Zudem beauftragte die preußische Expedition in Japan den dort ansässigen US-amerikanischen Fotografen John Wilson (1816–1868) für knapp drei Monate mit Fotoarbeiten.

Vor der Verbreitung der Fotografie wurden im Auslandsdienst der Marine Zeichner eingesetzt, um z. B. fremde Hafeneinfahrten und Befestigungsanlagen zu skizzieren und um die Bauart und Bewaffnung ausländischer Kriegsschiffe zu dokumentieren. Erst ab den 1870er Jahren wurden die Marine-Zeichner nach und nach durch Marine-Fotografen ersetzt. Bei der preußischen Ostasien-Expedition von 1859 bis 1862 dürfte es sich um die erste deutsche Marine-Mission gehandelt haben, zu der ein offizieller Fotograf gehörte. In den 1860er Jahren war die Fotografie noch eine relativ neue Technik. Anfangs waren die Fotoausrüstungen noch so sperrig, die Erstellung von belichtbarem Fotomaterial, das Entwickeln und Abziehen der Bilder noch so aufwändig und fehlerträchtig und die fachgerechte Nutzung der sperrigen Fotogeräte unter den beengten Verhältnissen auf einem Schiff noch so umständlich, dass Fotografien von Marine-Fahrten bis in die 1880er Jahre hinein hohen Seltenheitswert hatten.
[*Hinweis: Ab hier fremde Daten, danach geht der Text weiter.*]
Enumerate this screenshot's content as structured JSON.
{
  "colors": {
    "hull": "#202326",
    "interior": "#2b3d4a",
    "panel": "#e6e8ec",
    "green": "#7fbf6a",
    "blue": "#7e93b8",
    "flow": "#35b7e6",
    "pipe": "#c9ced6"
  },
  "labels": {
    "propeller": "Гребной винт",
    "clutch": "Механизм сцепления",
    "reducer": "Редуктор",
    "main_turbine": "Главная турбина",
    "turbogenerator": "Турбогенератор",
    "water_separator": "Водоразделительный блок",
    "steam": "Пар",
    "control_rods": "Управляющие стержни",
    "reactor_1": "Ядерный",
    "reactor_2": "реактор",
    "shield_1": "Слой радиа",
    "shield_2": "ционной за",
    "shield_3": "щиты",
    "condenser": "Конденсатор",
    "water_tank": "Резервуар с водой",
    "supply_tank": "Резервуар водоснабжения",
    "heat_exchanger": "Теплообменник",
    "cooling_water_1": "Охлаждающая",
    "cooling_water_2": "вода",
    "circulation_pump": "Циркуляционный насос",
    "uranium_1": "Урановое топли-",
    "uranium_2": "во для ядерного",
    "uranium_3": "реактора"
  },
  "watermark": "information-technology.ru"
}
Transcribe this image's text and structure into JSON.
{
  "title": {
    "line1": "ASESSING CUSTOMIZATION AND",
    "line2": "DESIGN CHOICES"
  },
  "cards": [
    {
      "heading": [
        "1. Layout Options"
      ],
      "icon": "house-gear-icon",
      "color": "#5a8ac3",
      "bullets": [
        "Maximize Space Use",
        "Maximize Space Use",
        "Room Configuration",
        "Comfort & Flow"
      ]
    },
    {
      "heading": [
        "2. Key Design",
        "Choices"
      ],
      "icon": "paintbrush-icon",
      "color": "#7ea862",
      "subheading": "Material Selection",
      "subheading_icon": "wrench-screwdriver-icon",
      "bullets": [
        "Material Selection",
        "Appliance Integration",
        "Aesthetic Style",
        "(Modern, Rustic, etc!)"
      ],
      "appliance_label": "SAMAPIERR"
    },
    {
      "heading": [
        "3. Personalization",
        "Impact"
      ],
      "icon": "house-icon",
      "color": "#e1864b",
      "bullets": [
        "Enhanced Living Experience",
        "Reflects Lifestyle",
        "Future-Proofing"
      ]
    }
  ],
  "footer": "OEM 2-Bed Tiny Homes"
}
Offenbar hat August Sachtler – teils im praktischen Selbstunterricht und teils sicher auch von dem Berufsfotografen John Wilson – das Fotografenhandwerk so gut erlernt, dass er sich zutraute, es zu seiner Erwerbstätigkeit zu machen. Im Jahr 1864, etwa zwei Jahre nach dem Ende der preußischen Ostasien-Expedition, gründete er in Singapur gemeinsam mit dem dänischen Fotografen Kristen Feilberg (1839–1919) das Photostudio Sachtler & Co, in der High Street nahe dem Gerichtsgebäude.
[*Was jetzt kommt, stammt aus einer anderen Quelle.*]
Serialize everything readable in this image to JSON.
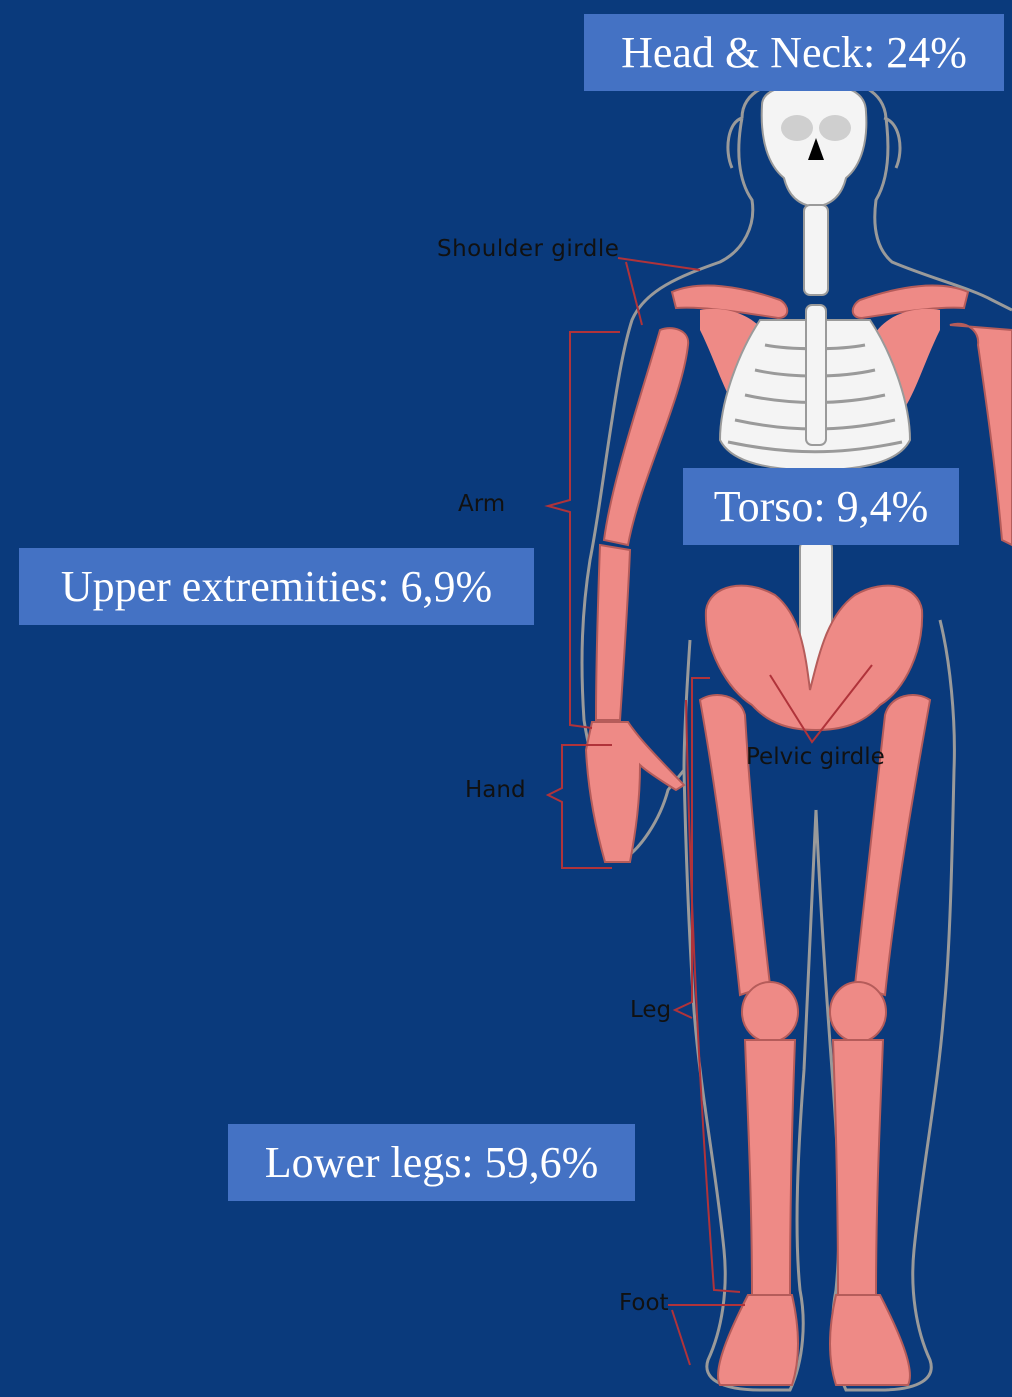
{
  "stats": {
    "head_neck": "Head & Neck: 24%",
    "torso": "Torso: 9,4%",
    "upper_extremities": "Upper extremities: 6,9%",
    "lower_legs": "Lower legs: 59,6%"
  },
  "anatomy_labels": {
    "shoulder_girdle": "Shoulder girdle",
    "arm": "Arm",
    "hand": "Hand",
    "pelvic_girdle": "Pelvic girdle",
    "leg": "Leg",
    "foot": "Foot"
  },
  "colors": {
    "background": "#0a3a7c",
    "stat_box": "#4472c4",
    "highlighted_bone": "#ee8a86",
    "unhighlighted_bone": "#f4f4f4",
    "body_outline": "#9a9a9a",
    "leader_line": "#b0333a"
  }
}
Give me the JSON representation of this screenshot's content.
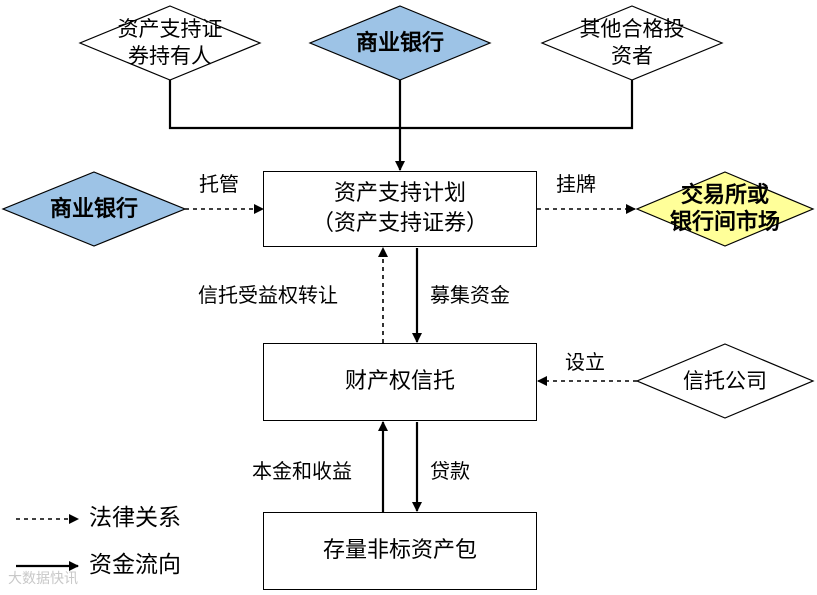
{
  "diagram": {
    "investors": {
      "abs_holders": [
        "资产支持证",
        "券持有人"
      ],
      "commercial_bank": "商业银行",
      "other_investors": [
        "其他合格投",
        "资者"
      ]
    },
    "custodian_bank": "商业银行",
    "plan": [
      "资产支持计划",
      "（资产支持证券）"
    ],
    "exchange": [
      "交易所或",
      "银行间市场"
    ],
    "property_trust": "财产权信托",
    "trust_company": "信托公司",
    "asset_pool": "存量非标资产包",
    "edge_labels": {
      "custody": "托管",
      "listing": "挂牌",
      "transfer": "信托受益权转让",
      "raise": "募集资金",
      "establish": "设立",
      "principal": "本金和收益",
      "loan": "贷款"
    },
    "colors": {
      "blue": "#9dc3e6",
      "yellow": "#ffff99",
      "white": "#ffffff"
    }
  },
  "legend": {
    "legal": "法律关系",
    "funds": "资金流向"
  },
  "watermark": "大数据快讯"
}
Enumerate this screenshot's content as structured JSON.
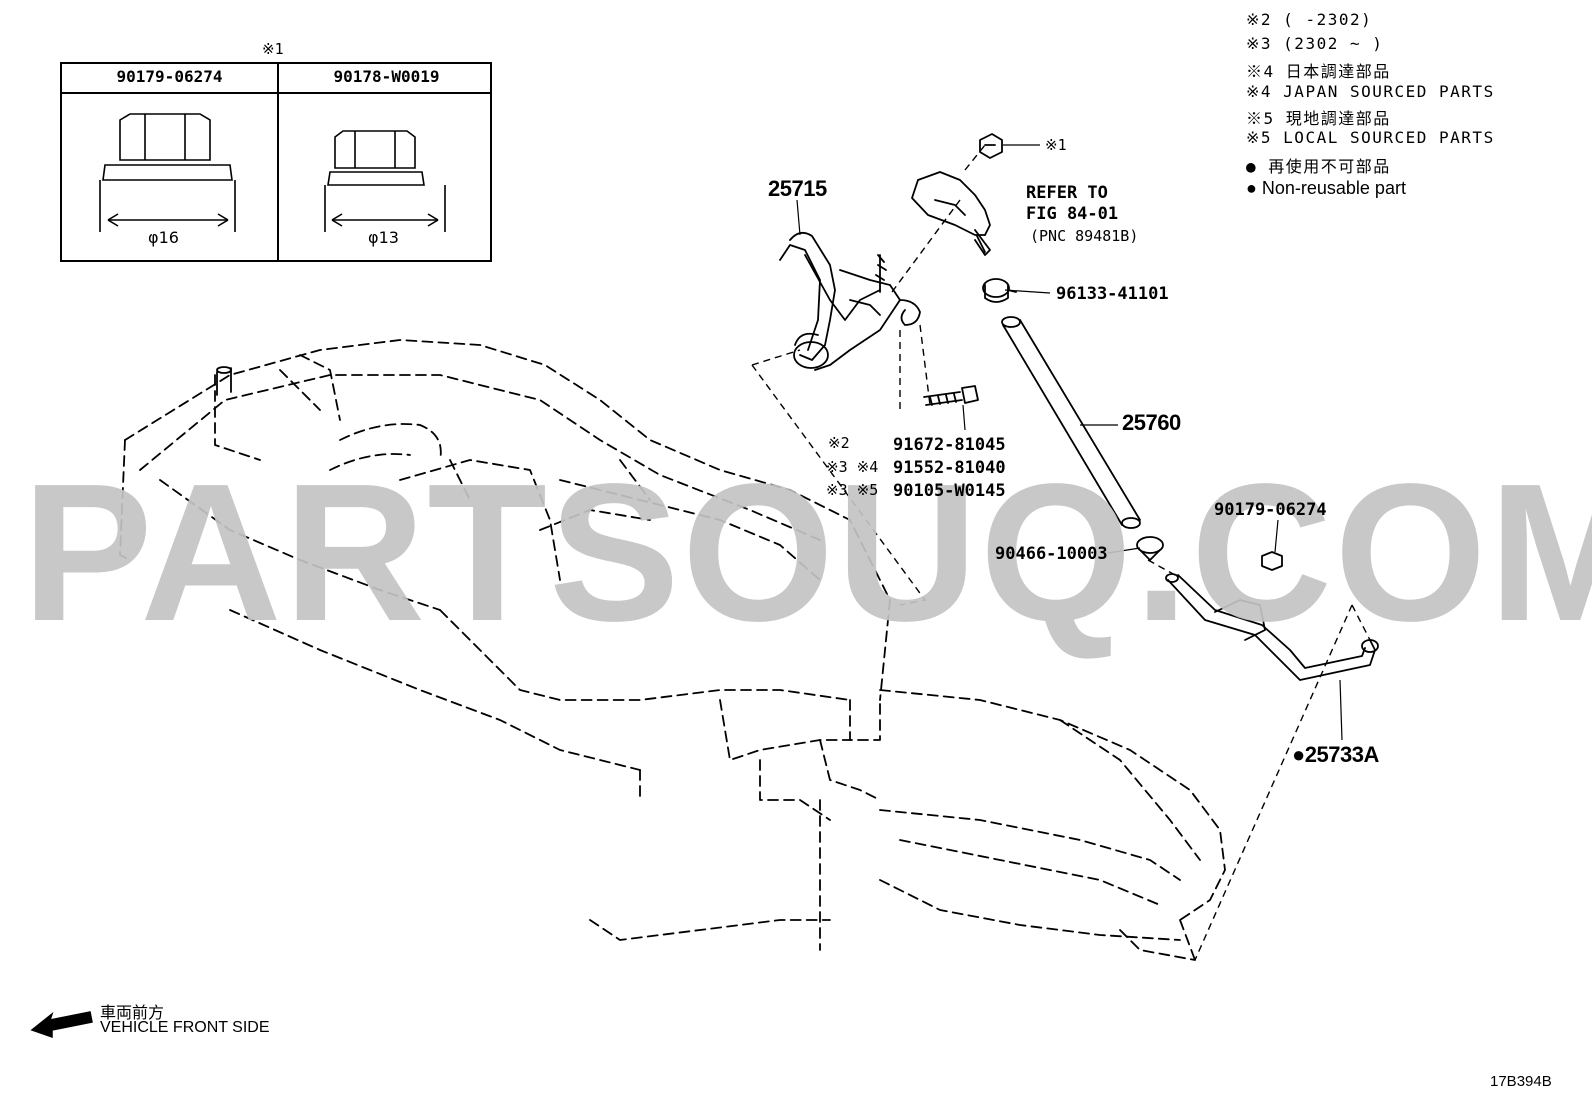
{
  "watermark": "PARTSOUQ.COM",
  "table": {
    "note": "※1",
    "col1_part": "90179-06274",
    "col2_part": "90178-W0019",
    "col1_dim": "16",
    "col2_dim": "13",
    "dim_symbol": "φ"
  },
  "legend": {
    "line1": "※2 (     -2302)",
    "line2": "※3 (2302 ~      )",
    "line3": "※4 日本調達部品",
    "line4": "※4 JAPAN SOURCED PARTS",
    "line5": "※5 現地調達部品",
    "line6": "※5 LOCAL SOURCED PARTS",
    "line7": "● 再使用不可部品",
    "line8": "● Non-reusable part"
  },
  "callouts": {
    "p25715": "25715",
    "p25760": "25760",
    "p25733a": "●25733A",
    "note1": "※1",
    "refer_line1": "REFER TO",
    "refer_line2": "FIG 84-01",
    "refer_line3": "(PNC 89481B)",
    "p96133": "96133-41101",
    "p91672": "91672-81045",
    "p91552_prefix": "※3 ※4",
    "p91552": "91552-81040",
    "p90105_prefix": "※3 ※5",
    "p90105": "90105-W0145",
    "p2_note": "※2",
    "p90466": "90466-10003",
    "p90179": "90179-06274"
  },
  "direction": {
    "jp": "車両前方",
    "en": "VEHICLE FRONT SIDE"
  },
  "figure_code": "17B394B"
}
1864 unternahm mindestens ein Angehöriger des Ateliers Sachtler, vermutlich Kristen Feilberg, eine Fotoexpedition in das Königreich Sarawak.[3]

Im Jahr 1865 hat das Atelier Sachtler & Co. auch in thailändischen Zeitungen inseriert.[4]
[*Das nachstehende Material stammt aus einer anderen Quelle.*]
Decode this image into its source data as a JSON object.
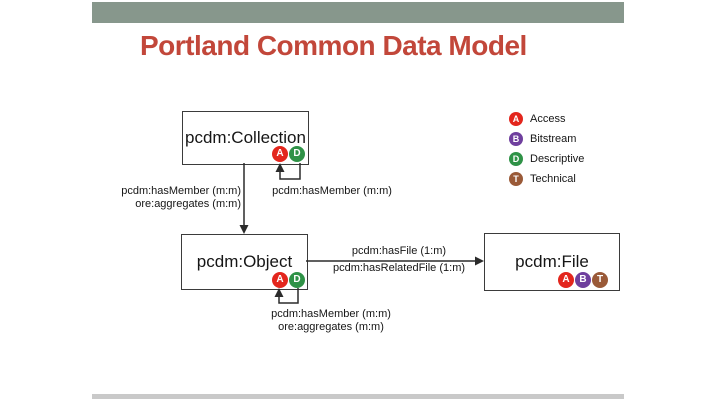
{
  "slide": {
    "title": "Portland Common Data Model",
    "title_color": "#c2473a",
    "top_bar_color": "#87978c",
    "bottom_bar_color": "#c9c9c9"
  },
  "nodes": [
    {
      "id": "collection",
      "label": "pcdm:Collection",
      "badges": [
        "A",
        "D"
      ]
    },
    {
      "id": "object",
      "label": "pcdm:Object",
      "badges": [
        "A",
        "D"
      ]
    },
    {
      "id": "file",
      "label": "pcdm:File",
      "badges": [
        "A",
        "B",
        "T"
      ]
    }
  ],
  "edges": {
    "collection_to_object": {
      "line1": "pcdm:hasMember (m:m)",
      "line2": "ore:aggregates (m:m)"
    },
    "collection_self": {
      "label": "pcdm:hasMember (m:m)"
    },
    "object_self": {
      "line1": "pcdm:hasMember (m:m)",
      "line2": "ore:aggregates (m:m)"
    },
    "object_to_file": {
      "line1": "pcdm:hasFile (1:m)",
      "line2": "pcdm:hasRelatedFile (1:m)"
    }
  },
  "badge_colors": {
    "A": "#e3261d",
    "B": "#6f3f9e",
    "D": "#2f9247",
    "T": "#9a5a38"
  },
  "legend": {
    "items": [
      {
        "letter": "A",
        "label": "Access",
        "color": "#e3261d"
      },
      {
        "letter": "B",
        "label": "Bitstream",
        "color": "#6f3f9e"
      },
      {
        "letter": "D",
        "label": "Descriptive",
        "color": "#2f9247"
      },
      {
        "letter": "T",
        "label": "Technical",
        "color": "#9a5a38"
      }
    ]
  }
}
Es gibt Hinweise darauf, dass das Atelier Sachtler mit dem britischen, auf Java lebenden Fotografen Walter Bentley Woodbury (1834–1885) zusammenarbeitete,[5] der hauptsächlich in Australien, auf Java, Sumatra und Borneo sowie später in London fotografisch tätig war.

In der zweiten Hälfte der 1860er Jahre eröffnete Feilberg mit einem gewissen E. Hermann Sachtler – vermutlich einem Bruder August Sachtlers – eine Zweigniederlassung im malayischen Penang. Im Jahr 1867 präsentierte Feilberg 15 fotografische Ansichten von Pennang und Ceylon (Sri Lanka) auf der Weltausstellung in Paris. Im Jahr 1869 kehrte Hermann Sachtler von Penang nach Singapur zurück, offenbar, nachdem er einen lebensgefährlichen Sturz überlebt hatte: Er fiel aus 20 bis 25 Metern Höhe vom Dach der katholischen Kathedrale, auf der er seine Kamera aufgebaut hatte, um Aufnahmen zu machen, und brach sich den Schädel und einen Arm, überlebte diesen Sturz aber erstaunlicherweise.

Im Jahr 1871 zog das Studio Sachtler & Co. innerhalb Singapurs von der High Street in die Battery Road um.

Im April 1873 starb August Sachtler.

Im Jahr 1874 eröffnete ein Fotostudio unter dem neuen Namen „Sachtler’s Photographic Rooms“ wiederum in der High Street 88, gegenüber dem Hôtel d’Europe. Zu diesem Zeitpunkt bot die Firma Sachtler eine große Auswahl von Fotografien an: aus Borneo, Java, Sumatra, Saigon in Vietnam, Siam (Thailand), Burma (Myanmar) und den Straits Settlements, also den britischen Kronkolonien an der Straße von Malakka, insbesondere Penang, Dinding, Malakka und Singapur.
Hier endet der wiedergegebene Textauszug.